After coming home from the hospital, Clay gave me our copy of Scientific American to check out—the whole issue was on cancer. The most interesting article was actually on a phenomenon called “chemo fog.” (They blogged about the same topic here.) Chemotherapy drugs actually don’t usually cross the blood-brain barrier well, but somehow cognitive deficits are well documented in chemotherapy patients, some for months and years after treatment. It’s a phenomenon that’s hard to study in people, you can’t really do a trial of cognitive abilities before and after chemo (who isn’t rattled just after finding out they have cancer?) and you can’t withhold chemo from some patients to see if they remember things better than those who got the drugs. The study they referenced in the article used mice and established memory and concentration problems with chemo treatment. Interestingly, they found that exercise helped exacerbate** the cognition problems, so I’d hate to see what I’d be like if I hadn’t run all through chemo!
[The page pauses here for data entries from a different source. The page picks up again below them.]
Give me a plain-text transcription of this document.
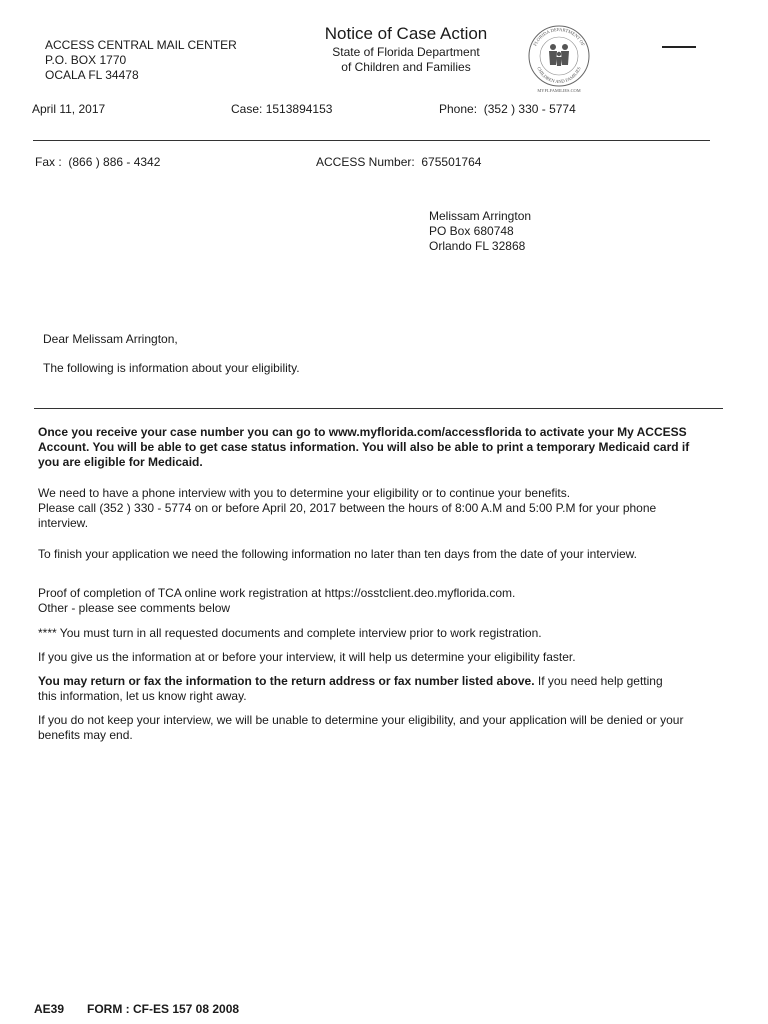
ACCESS CENTRAL MAIL CENTER
P.O. BOX 1770
OCALA FL 34478
Notice of Case Action
State of Florida Department
of Children and Families
FLORIDA DEPARTMENT OF
CHILDREN AND FAMILIES
MYFLFAMILIES.COM
April 11, 2017	Case: 1513894153	Phone: (352 ) 330 - 5774
Fax : (866 ) 886 - 4342	ACCESS Number: 675501764
Melissam Arrington
PO Box 680748
Orlando FL 32868
Dear Melissam Arrington,
The following is information about your eligibility.
Once you receive your case number you can go to www.myflorida.com/accessflorida to activate your My ACCESS Account. You will be able to get case status information. You will also be able to print a temporary Medicaid card if you are eligible for Medicaid.
We need to have a phone interview with you to determine your eligibility or to continue your benefits.
Please call (352 ) 330 - 5774 on or before April 20, 2017 between the hours of 8:00 A.M and 5:00 P.M for your phone interview.
To finish your application we need the following information no later than ten days from the date of your interview.
Proof of completion of TCA online work registration at https://osstclient.deo.myflorida.com.
Other - please see comments below
**** You must turn in all requested documents and complete interview prior to work registration.
If you give us the information at or before your interview, it will help us determine your eligibility faster.
You may return or fax the information to the return address or fax number listed above. If you need help getting this information, let us know right away.
If you do not keep your interview, we will be unable to determine your eligibility, and your application will be denied or your benefits may end.
AE39 FORM : CF-ES 157 08 2008
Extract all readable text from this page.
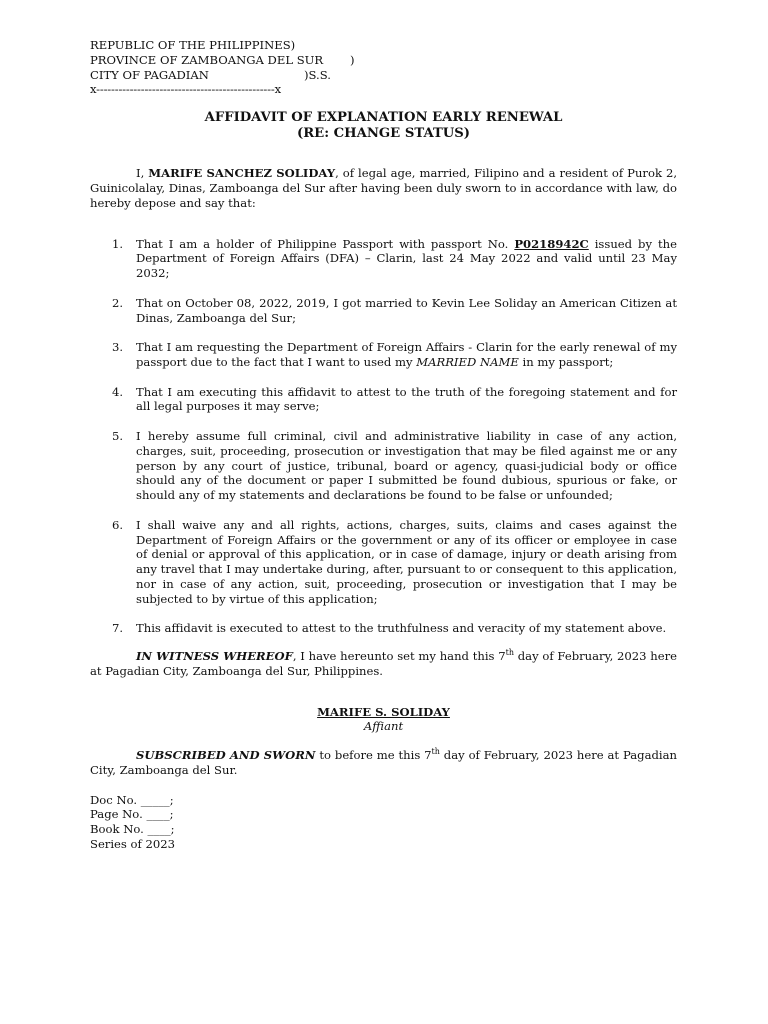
REPUBLIC OF THE PHILIPPINES)
PROVINCE OF ZAMBOANGA DEL SUR )
CITY OF PAGADIAN	)S.S.
x------------------------------------------------x
AFFIDAVIT OF EXPLANATION EARLY RENEWAL
(RE: CHANGE STATUS)

I, MARIFE SANCHEZ SOLIDAY, of legal age, married, Filipino and a resident of Purok 2, Guinicolalay, Dinas, Zamboanga del Sur after having been duly sworn to in accordance with law, do hereby depose and say that:

1. That I am a holder of Philippine Passport with passport No. P0218942C issued by the Department of Foreign Affairs (DFA) – Clarin, last 24 May 2022 and valid until 23 May 2032;
2. That on October 08, 2022, 2019, I got married to Kevin Lee Soliday an American Citizen at Dinas, Zamboanga del Sur;
3. That I am requesting the Department of Foreign Affairs - Clarin for the early renewal of my passport due to the fact that I want to used my MARRIED NAME in my passport;
4. That I am executing this affidavit to attest to the truth of the foregoing statement and for all legal purposes it may serve;
5. I hereby assume full criminal, civil and administrative liability in case of any action, charges, suit, proceeding, prosecution or investigation that may be filed against me or any person by any court of justice, tribunal, board or agency, quasi-judicial body or office should any of the document or paper I submitted be found dubious, spurious or fake, or should any of my statements and declarations be found to be false or unfounded;
6. I shall waive any and all rights, actions, charges, suits, claims and cases against the Department of Foreign Affairs or the government or any of its officer or employee in case of denial or approval of this application, or in case of damage, injury or death arising from any travel that I may undertake during, after, pursuant to or consequent to this application, nor in case of any action, suit, proceeding, prosecution or investigation that I may be subjected to by virtue of this application;
7. This affidavit is executed to attest to the truthfulness and veracity of my statement above.

IN WITNESS WHEREOF, I have hereunto set my hand this 7th day of February, 2023 here at Pagadian City, Zamboanga del Sur, Philippines.

MARIFE S. SOLIDAY
Affiant

SUBSCRIBED AND SWORN to before me this 7th day of February, 2023 here at Pagadian City, Zamboanga del Sur.

Doc No. _____;
Page No. ____;
Book No. ____;
Series of 2023
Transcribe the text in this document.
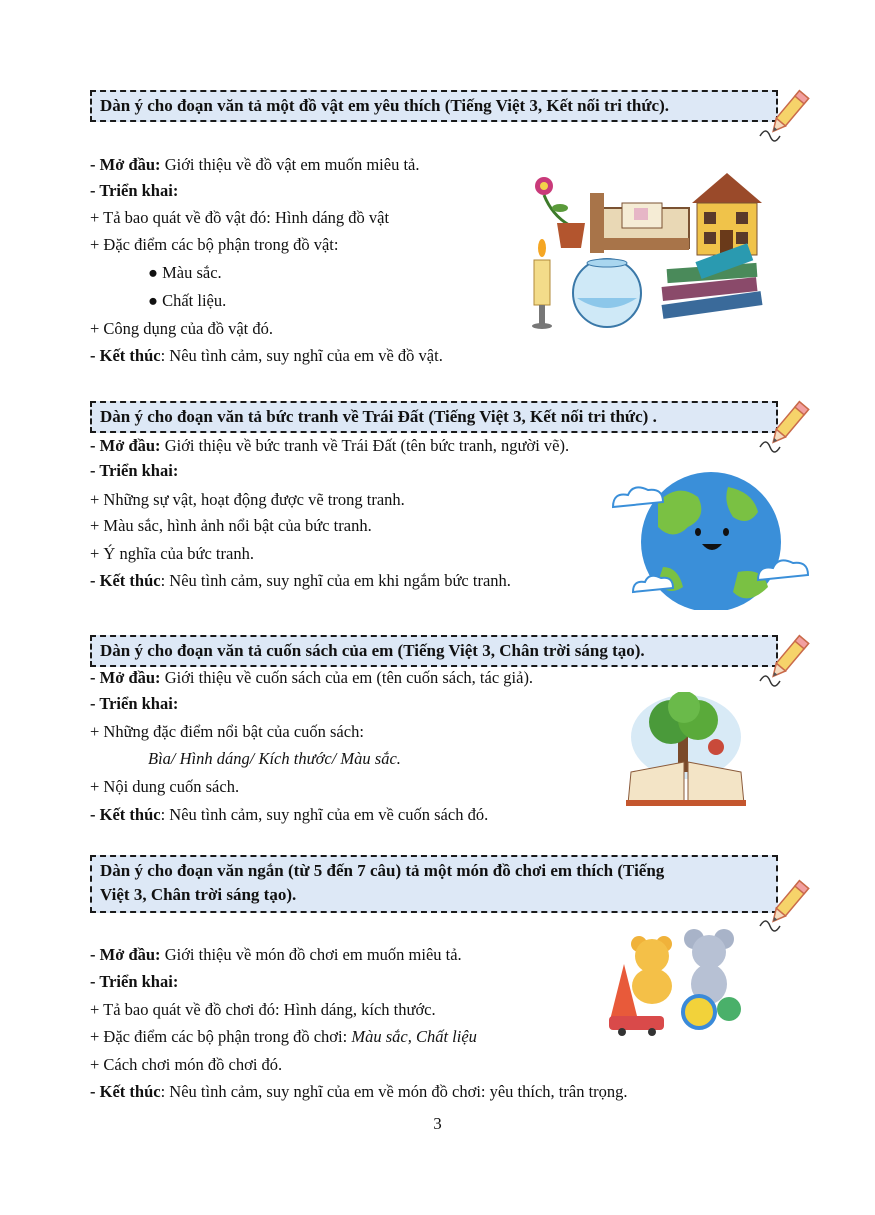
Dàn ý cho đoạn văn tả một đồ vật em yêu thích (Tiếng Việt 3, Kết nối tri thức).
- Mở đầu: Giới thiệu về đồ vật em muốn miêu tả.
- Triển khai:
+ Tả bao quát về đồ vật đó: Hình dáng đồ vật
+ Đặc điểm các bộ phận trong đồ vật:
● Màu sắc.
● Chất liệu.
+ Công dụng của đồ vật đó.
- Kết thúc: Nêu tình cảm, suy nghĩ của em về đồ vật.
Dàn ý cho đoạn văn tả bức tranh về Trái Đất (Tiếng Việt 3, Kết nối tri thức) .
- Mở đầu: Giới thiệu về bức tranh về Trái Đất (tên bức tranh, người vẽ).
- Triển khai:
+ Những sự vật, hoạt động được vẽ trong tranh.
+ Màu sắc, hình ảnh nổi bật của bức tranh.
+ Ý nghĩa của bức tranh.
- Kết thúc: Nêu tình cảm, suy nghĩ của em khi ngắm bức tranh.
Dàn ý cho đoạn văn tả cuốn sách của em (Tiếng Việt 3, Chân trời sáng tạo).
- Mở đầu: Giới thiệu về cuốn sách của em (tên cuốn sách, tác giả).
- Triển khai:
+ Những đặc điểm nổi bật của cuốn sách:
Bìa/ Hình dáng/ Kích thước/ Màu sắc.
+ Nội dung cuốn sách.
- Kết thúc: Nêu tình cảm, suy nghĩ của em về cuốn sách đó.
Dàn ý cho đoạn văn ngắn (từ 5 đến 7 câu) tả một món đồ chơi em thích (Tiếng
Việt 3, Chân trời sáng tạo).
- Mở đầu: Giới thiệu về món đồ chơi em muốn miêu tả.
- Triển khai:
+ Tả bao quát về đồ chơi đó: Hình dáng, kích thước.
+ Đặc điểm các bộ phận trong đồ chơi: Màu sắc, Chất liệu
+ Cách chơi món đồ chơi đó.
- Kết thúc: Nêu tình cảm, suy nghĩ của em về món đồ chơi: yêu thích, trân trọng.
3
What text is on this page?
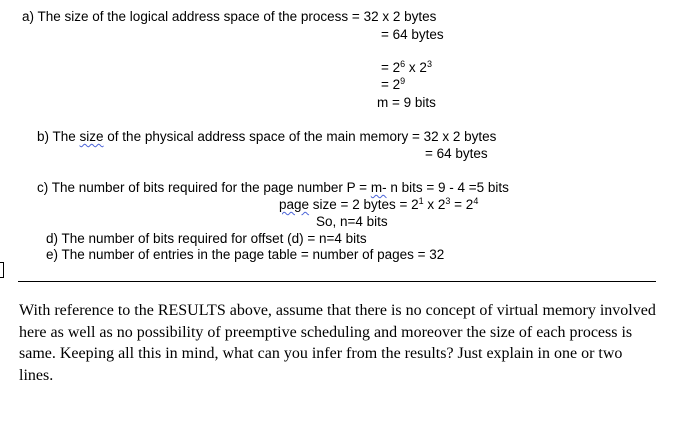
a) The size of the logical address space of the process = 32 x 2 bytes
= 64 bytes
= $2^6$ x $2^3$
= $2^9$
m = 9 bits
b) The size of the physical address space of the main memory = 32 x 2 bytes
= 64 bytes
c) The number of bits required for the page number P = m- n bits = 9 - 4 =5 bits
page size = 2 bytes = $2^1$ x $2^3 = 2^4$
So, n=4 bits
d) The number of bits required for offset (d) = n=4 bits
e) The number of entries in the page table = number of pages = 32
With reference to the RESULTS above, assume that there is no concept of virtual memory involved here as well as no possibility of preemptive scheduling and moreover the size of each process is same. Keeping all this in mind, what can you infer from the results? Just explain in one or two lines.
All that is to say that I feel like my calendar is sometimes fuzzy in my mind just like it is on this screen. Of course, it could be harder to keep straight just because it’s so full! The end of the school year gets pretty crazy. But just in case I forget something that’s important to you, please forgive me! I’m blaming the chemo.
**oops, that’s not the right word! In fact, it’s completely opposite from the right word! I’ll leave it, it illustrates the point well. What I meant to say is that exercise helps combat the cognitive deficits from chemo.